Suaranya lantang dan nadanya tegas. Bicaranya lancar, mengalir sesuai yang ia alami dan rasakan. Gaya bahasanya seperti yang diucapkan sehari-hari. Tak istilah yang sulit dimengerti, sebagaimana rapat anggota dewan.
Perempuan 40 tahun ini sesekali menggosok-gosok tangannya. Balutan setelan hitam yang lusuh tak cukup menangkal dinginnya ruangan. Ia tempelkan ke wajah polosnya yang terbakar matahari, khas penduduk pesisir.

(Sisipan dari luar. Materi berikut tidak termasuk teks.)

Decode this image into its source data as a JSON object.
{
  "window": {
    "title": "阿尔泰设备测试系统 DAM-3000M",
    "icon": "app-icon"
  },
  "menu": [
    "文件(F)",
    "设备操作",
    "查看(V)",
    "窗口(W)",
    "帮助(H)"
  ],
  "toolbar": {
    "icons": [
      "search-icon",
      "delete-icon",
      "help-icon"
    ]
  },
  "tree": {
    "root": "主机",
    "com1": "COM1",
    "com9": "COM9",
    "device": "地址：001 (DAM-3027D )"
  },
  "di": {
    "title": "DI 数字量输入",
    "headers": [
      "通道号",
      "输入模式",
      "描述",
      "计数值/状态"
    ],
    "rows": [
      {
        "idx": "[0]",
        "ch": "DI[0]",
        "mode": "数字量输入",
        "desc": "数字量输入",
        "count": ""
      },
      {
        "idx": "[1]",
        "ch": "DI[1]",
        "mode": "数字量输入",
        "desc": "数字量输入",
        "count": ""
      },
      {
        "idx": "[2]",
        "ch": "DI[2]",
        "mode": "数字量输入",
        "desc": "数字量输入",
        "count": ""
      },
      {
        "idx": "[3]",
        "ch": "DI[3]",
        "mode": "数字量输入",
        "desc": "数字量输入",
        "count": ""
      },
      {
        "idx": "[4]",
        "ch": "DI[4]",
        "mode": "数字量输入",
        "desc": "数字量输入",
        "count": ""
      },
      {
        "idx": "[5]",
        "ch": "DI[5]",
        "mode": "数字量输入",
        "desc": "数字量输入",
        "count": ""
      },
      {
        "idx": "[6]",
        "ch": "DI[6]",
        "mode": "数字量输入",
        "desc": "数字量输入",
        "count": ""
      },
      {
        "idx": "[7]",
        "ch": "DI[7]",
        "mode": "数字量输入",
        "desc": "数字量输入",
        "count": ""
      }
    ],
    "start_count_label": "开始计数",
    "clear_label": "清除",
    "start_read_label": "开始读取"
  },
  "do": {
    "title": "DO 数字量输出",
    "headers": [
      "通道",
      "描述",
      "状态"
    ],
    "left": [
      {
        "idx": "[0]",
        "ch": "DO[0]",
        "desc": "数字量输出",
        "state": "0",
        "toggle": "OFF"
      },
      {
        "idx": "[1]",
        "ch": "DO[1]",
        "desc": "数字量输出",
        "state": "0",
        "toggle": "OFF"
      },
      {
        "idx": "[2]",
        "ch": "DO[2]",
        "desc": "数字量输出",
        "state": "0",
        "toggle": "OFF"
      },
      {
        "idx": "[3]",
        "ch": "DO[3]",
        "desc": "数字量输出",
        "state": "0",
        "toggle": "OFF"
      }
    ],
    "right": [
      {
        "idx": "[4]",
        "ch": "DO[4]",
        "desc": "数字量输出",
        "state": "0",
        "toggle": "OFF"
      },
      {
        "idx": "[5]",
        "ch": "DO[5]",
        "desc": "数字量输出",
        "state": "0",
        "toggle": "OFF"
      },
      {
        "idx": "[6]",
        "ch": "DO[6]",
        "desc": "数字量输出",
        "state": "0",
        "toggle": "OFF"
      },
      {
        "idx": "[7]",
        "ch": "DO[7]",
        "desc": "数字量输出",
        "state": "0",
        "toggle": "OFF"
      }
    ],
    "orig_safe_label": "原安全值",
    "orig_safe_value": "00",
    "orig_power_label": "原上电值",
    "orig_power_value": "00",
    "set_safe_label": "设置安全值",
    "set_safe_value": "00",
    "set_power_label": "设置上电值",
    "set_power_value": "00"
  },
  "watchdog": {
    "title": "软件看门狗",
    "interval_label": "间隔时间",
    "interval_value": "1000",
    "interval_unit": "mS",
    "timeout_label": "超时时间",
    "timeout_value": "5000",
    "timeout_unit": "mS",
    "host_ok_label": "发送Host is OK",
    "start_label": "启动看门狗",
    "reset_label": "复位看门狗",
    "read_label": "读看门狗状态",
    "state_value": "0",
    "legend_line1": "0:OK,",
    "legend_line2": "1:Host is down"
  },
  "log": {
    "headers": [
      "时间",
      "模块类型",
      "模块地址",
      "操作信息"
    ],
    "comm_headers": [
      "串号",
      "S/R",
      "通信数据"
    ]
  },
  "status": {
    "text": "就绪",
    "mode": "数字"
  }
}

Sesekali ia masukkan tangannya ke dalam jilbab biru yang dikenakan. Perempuan warga Kampung Akuarium, Jakarta Utara, korban penggusuran ini pun mengungkapkan keluh kesahnya ke Fadli.
“Saya 40 tahun lahir di situ. Kami bayar PBB, kami bayar listrik ke PLN. Tapi kami diperlakukan tak manusiawi hari itu,” keluhnya sambil terisak, tak kuat membendung air matanya.
Sejenak ia menghentikan bicaranya. Ruangan berlantai terlapis karpet tebal dan berdinding marmer itu sejenak hening.
Puluhan wartawan dan belasan korban penggusuran di DKI Jakarta di dalam ruangan mendadak diam . Semua orang di dalam ruangan tertuju pada satu pusat perhatian. Rekaman para awak media terus berputar.
“Saya tidak tahu harus bicara ke siapa lagi Pak Fadli, tolong kami,” katanya dengan isak tangis yang belum reda.
Baca juga, Warga Rawajati Tolak Dipindahkan, Ini Tanggapan Ahok.
Darmadiyanti menceritakan peristiwa saat hari penggusuran yang ia sebut ‘neraka’ itu. Rumahnya rata dengan tanah pada 11 April 2016. Ia menceritakan, 24 Maret warga Kampung Akuarium didatangi camat, polsek dan beberapa aparat. Tiga hari kemudian, surat peringatan pertama dilayangkan kepada warga. Sepekan selanjutnya, surat peringatan kedua terbit. Warga tak pernah ditanya maunya apa.